• Oktober 12, 2020
  • syakirnf
  • 0

PP IPNU Instruksikan Seluruh Pimpinan Sukseskan Gerakan Teras Pelajar

Jakarta, Media IPNU

Pimpinan Pusat Ikatan Pelajar Nahdlatul Ulama (PP IPNU) menginstruksikan seluruh pimpinan IPNU di seluruh Indonesia untuk menyukseskan Gerakan Teras Pelajar.

“Setiap tingkatan kepengurusan harus bersama-sama menyukseskan Gerakan Teras Pelajar,” tulis surat instruksi yang dikeluarkan pada Senin (12/10).

Gerakan tersebut sebagai bentuk ikhtiar bersama seluruh anggota dan kader IPNU, untuk mengatasi problematika pendidikan yang ada di masing-masing daerah, melalui pendampingan yang diberikan kepada pelajar.

“Sebagai ikhtiar bersama dalam melakukan pendampingan kepada pelajar dengan model peer learning di seluruh Indonesia dan menjadi bagian dari pelajar penggerak pendidikan,” lanjutnya.

Gerakan Teras Pelajar ini sudah diluncurkan tepat pada Hari Kesaktian Pancasila (1/10) lalu.
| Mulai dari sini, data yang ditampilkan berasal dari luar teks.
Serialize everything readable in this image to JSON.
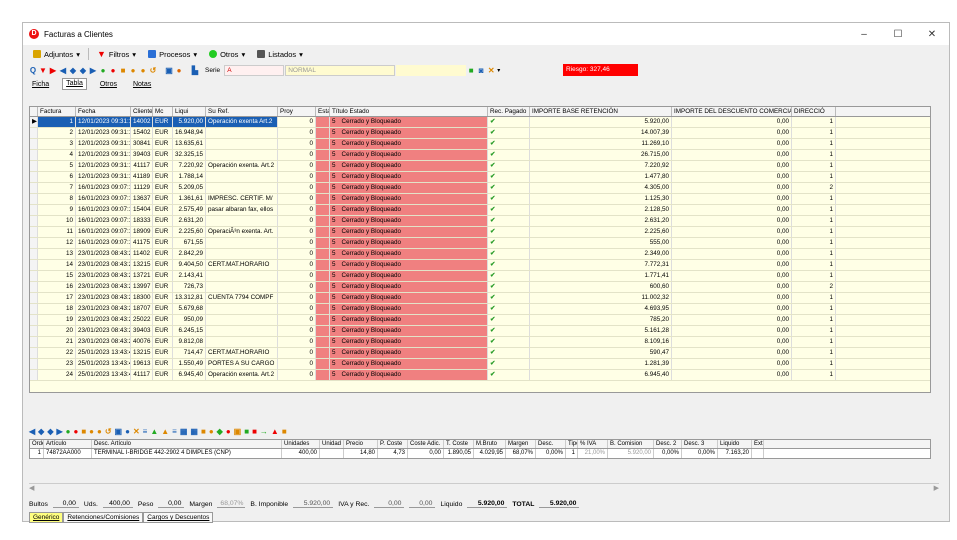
{
  "window": {
    "title": "Facturas a Clientes",
    "app_icon": "D",
    "controls": [
      "–",
      "☐",
      "✕"
    ]
  },
  "toolbar1": [
    "Adjuntos",
    "Filtros",
    "Procesos",
    "Otros",
    "Listados"
  ],
  "toolbar2": {
    "serie_label": "Serie",
    "serie_value": "A",
    "normal": "NORMAL",
    "riesgo": "Riesgo: 327,46"
  },
  "tabs": [
    "Ficha",
    "Tabla",
    "Otros",
    "Notas"
  ],
  "columns": [
    "Factura",
    "Fecha",
    "Cliente",
    "Mc",
    "Liqui",
    "Su Ref.",
    "Proy",
    "Estado",
    "Título Estado",
    "Rec. Pagado",
    "IMPORTE BASE RETENCIÓN",
    "IMPORTE DEL DESCUENTO COMERCIAL",
    "DIRECCIÓ"
  ],
  "rows": [
    [
      "1",
      "12/01/2023 09:31:13",
      "14002",
      "EUR",
      "5.920,00",
      "Operación exenta Art.2",
      "0",
      "5",
      "Cerrado y Bloqueado",
      "5.920,00",
      "0,00",
      "1"
    ],
    [
      "2",
      "12/01/2023 09:31:14",
      "15402",
      "EUR",
      "16.948,94",
      "",
      "0",
      "5",
      "Cerrado y Bloqueado",
      "14.007,39",
      "0,00",
      "1"
    ],
    [
      "3",
      "12/01/2023 09:31:14",
      "30841",
      "EUR",
      "13.635,61",
      "",
      "0",
      "5",
      "Cerrado y Bloqueado",
      "11.269,10",
      "0,00",
      "1"
    ],
    [
      "4",
      "12/01/2023 09:31:14",
      "39403",
      "EUR",
      "32.325,15",
      "",
      "0",
      "5",
      "Cerrado y Bloqueado",
      "26.715,00",
      "0,00",
      "1"
    ],
    [
      "5",
      "12/01/2023 09:31:15",
      "41117",
      "EUR",
      "7.220,92",
      "Operación exenta. Art.2",
      "0",
      "5",
      "Cerrado y Bloqueado",
      "7.220,92",
      "0,00",
      "1"
    ],
    [
      "6",
      "12/01/2023 09:31:15",
      "41189",
      "EUR",
      "1.788,14",
      "",
      "0",
      "5",
      "Cerrado y Bloqueado",
      "1.477,80",
      "0,00",
      "1"
    ],
    [
      "7",
      "16/01/2023 09:07:13",
      "11129",
      "EUR",
      "5.209,05",
      "",
      "0",
      "5",
      "Cerrado y Bloqueado",
      "4.305,00",
      "0,00",
      "2"
    ],
    [
      "8",
      "16/01/2023 09:07:13",
      "13637",
      "EUR",
      "1.361,61",
      "IMPRESC. CERTIF. M/",
      "0",
      "5",
      "Cerrado y Bloqueado",
      "1.125,30",
      "0,00",
      "1"
    ],
    [
      "9",
      "16/01/2023 09:07:14",
      "15404",
      "EUR",
      "2.575,49",
      "pasar albaran fax, ellos",
      "0",
      "5",
      "Cerrado y Bloqueado",
      "2.128,50",
      "0,00",
      "1"
    ],
    [
      "10",
      "16/01/2023 09:07:14",
      "18333",
      "EUR",
      "2.631,20",
      "",
      "0",
      "5",
      "Cerrado y Bloqueado",
      "2.631,20",
      "0,00",
      "1"
    ],
    [
      "11",
      "16/01/2023 09:07:14",
      "18909",
      "EUR",
      "2.225,60",
      "OperaciÃ³n exenta. Art.",
      "0",
      "5",
      "Cerrado y Bloqueado",
      "2.225,60",
      "0,00",
      "1"
    ],
    [
      "12",
      "16/01/2023 09:07:14",
      "41175",
      "EUR",
      "671,55",
      "",
      "0",
      "5",
      "Cerrado y Bloqueado",
      "555,00",
      "0,00",
      "1"
    ],
    [
      "13",
      "23/01/2023 08:43:20",
      "11402",
      "EUR",
      "2.842,29",
      "",
      "0",
      "5",
      "Cerrado y Bloqueado",
      "2.349,00",
      "0,00",
      "1"
    ],
    [
      "14",
      "23/01/2023 08:43:20",
      "13215",
      "EUR",
      "9.404,50",
      "CERT.MAT.HORARIO",
      "0",
      "5",
      "Cerrado y Bloqueado",
      "7.772,31",
      "0,00",
      "1"
    ],
    [
      "15",
      "23/01/2023 08:43:21",
      "13721",
      "EUR",
      "2.143,41",
      "",
      "0",
      "5",
      "Cerrado y Bloqueado",
      "1.771,41",
      "0,00",
      "1"
    ],
    [
      "16",
      "23/01/2023 08:43:21",
      "13997",
      "EUR",
      "726,73",
      "",
      "0",
      "5",
      "Cerrado y Bloqueado",
      "600,60",
      "0,00",
      "2"
    ],
    [
      "17",
      "23/01/2023 08:43:21",
      "18300",
      "EUR",
      "13.312,81",
      "CUENTA 7794 COMPF",
      "0",
      "5",
      "Cerrado y Bloqueado",
      "11.002,32",
      "0,00",
      "1"
    ],
    [
      "18",
      "23/01/2023 08:43:21",
      "18707",
      "EUR",
      "5.679,68",
      "",
      "0",
      "5",
      "Cerrado y Bloqueado",
      "4.693,95",
      "0,00",
      "1"
    ],
    [
      "19",
      "23/01/2023 08:43:21",
      "25022",
      "EUR",
      "950,09",
      "",
      "0",
      "5",
      "Cerrado y Bloqueado",
      "785,20",
      "0,00",
      "1"
    ],
    [
      "20",
      "23/01/2023 08:43:21",
      "39403",
      "EUR",
      "6.245,15",
      "",
      "0",
      "5",
      "Cerrado y Bloqueado",
      "5.161,28",
      "0,00",
      "1"
    ],
    [
      "21",
      "23/01/2023 08:43:22",
      "40076",
      "EUR",
      "9.812,08",
      "",
      "0",
      "5",
      "Cerrado y Bloqueado",
      "8.109,16",
      "0,00",
      "1"
    ],
    [
      "22",
      "25/01/2023 13:43:49",
      "13215",
      "EUR",
      "714,47",
      "CERT.MAT.HORARIO",
      "0",
      "5",
      "Cerrado y Bloqueado",
      "590,47",
      "0,00",
      "1"
    ],
    [
      "23",
      "25/01/2023 13:43:49",
      "19613",
      "EUR",
      "1.550,49",
      "PORTES A SU CARGO",
      "0",
      "5",
      "Cerrado y Bloqueado",
      "1.281,39",
      "0,00",
      "1"
    ],
    [
      "24",
      "25/01/2023 13:43:49",
      "41117",
      "EUR",
      "6.945,40",
      "Operación exenta. Art.2",
      "0",
      "5",
      "Cerrado y Bloqueado",
      "6.945,40",
      "0,00",
      "1"
    ]
  ],
  "detail": {
    "columns": [
      "Orden",
      "Artículo",
      "Desc. Artículo",
      "Unidades",
      "Unidad",
      "Precio",
      "P. Coste",
      "Coste Adic.",
      "T. Coste",
      "M.Bruto",
      "Margen",
      "Desc.",
      "Tipo IVA",
      "% IVA",
      "B. Comision",
      "Desc. 2",
      "Desc. 3",
      "Liquido",
      "Ext."
    ],
    "row": [
      "1",
      "74872AA000",
      "TERMINAL I-BRIDGE 442-2902 4 DIMPLES  (CNP)",
      "400,00",
      "",
      "14,80",
      "4,73",
      "0,00",
      "1.890,05",
      "4.029,95",
      "68,07%",
      "0,00%",
      "1",
      "21,00%",
      "5.920,00",
      "0,00%",
      "0,00%",
      "7.163,20",
      ""
    ]
  },
  "totals": {
    "bultos_label": "Bultos",
    "bultos": "0,00",
    "uds_label": "Uds.",
    "uds": "400,00",
    "peso_label": "Peso",
    "peso": "0,00",
    "margen_label": "Margen",
    "margen": "68,07%",
    "bimp_label": "B. Imponible",
    "bimp": "5.920,00",
    "ivarec_label": "IVA y Rec.",
    "ivarec": "0,00",
    "x": "0,00",
    "liquido_label": "Liquido",
    "liquido": "5.920,00",
    "total_label": "TOTAL",
    "total": "5.920,00"
  },
  "bottom_tabs": [
    "Genérico",
    "Retenciones/Comisiones",
    "Cargos y Descuentos"
  ]
}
Ketua Umum PP IPNU Aswandi Jailani menyebut momentum ini penting sebagai sebuah landasan untuk melahirkan Pelajar Pancasila sebagaimana yang dicita-citakan bersama.

Aswandi meyakini gerakan ini akan melahirkan hal positif bagi pendidikan dan pelajar Indonesia jika dilakukan secara bersama-sama, sesuai dengan motto gerakan, yakni Kolaborasi Pelajar Indonesia.

Sementara itu, Koordinator Nasional Teras Pelajar Syarif Hidayat mengatakan bahwa program ini memiliki empat fokus gerakan yang dilakukan, yakni pengembangan literasi, pengembangan numerasi, pengembangan sains, dan penanaman karakter.

“Kita akan menjadi wadah gerakan kader-kader bahwasanya IPNU maupun IPPNU sudah banyak bergerak mengatasi pendidikan kita. PP IPNU membuat gerakan Teras Pelajar untuk menaungi kegiatan-kegiatan rekan-rekanita di bawah,” ujarnya.

Teras Pelajar juga sudah membuka kesempatan bagi relawan yang hendak berkolaborasi dengan mendaftarkan diri pada tautan bit.ly/relawanteraspelajar.

Adapun syaratnya adalah laki-laki/perempuan yang tengah menempuh studi sarjana (S1) dengan usia maksimal 23 tahun, aktif dan komunikatif, serta bersedia menjadi relawan pendamping.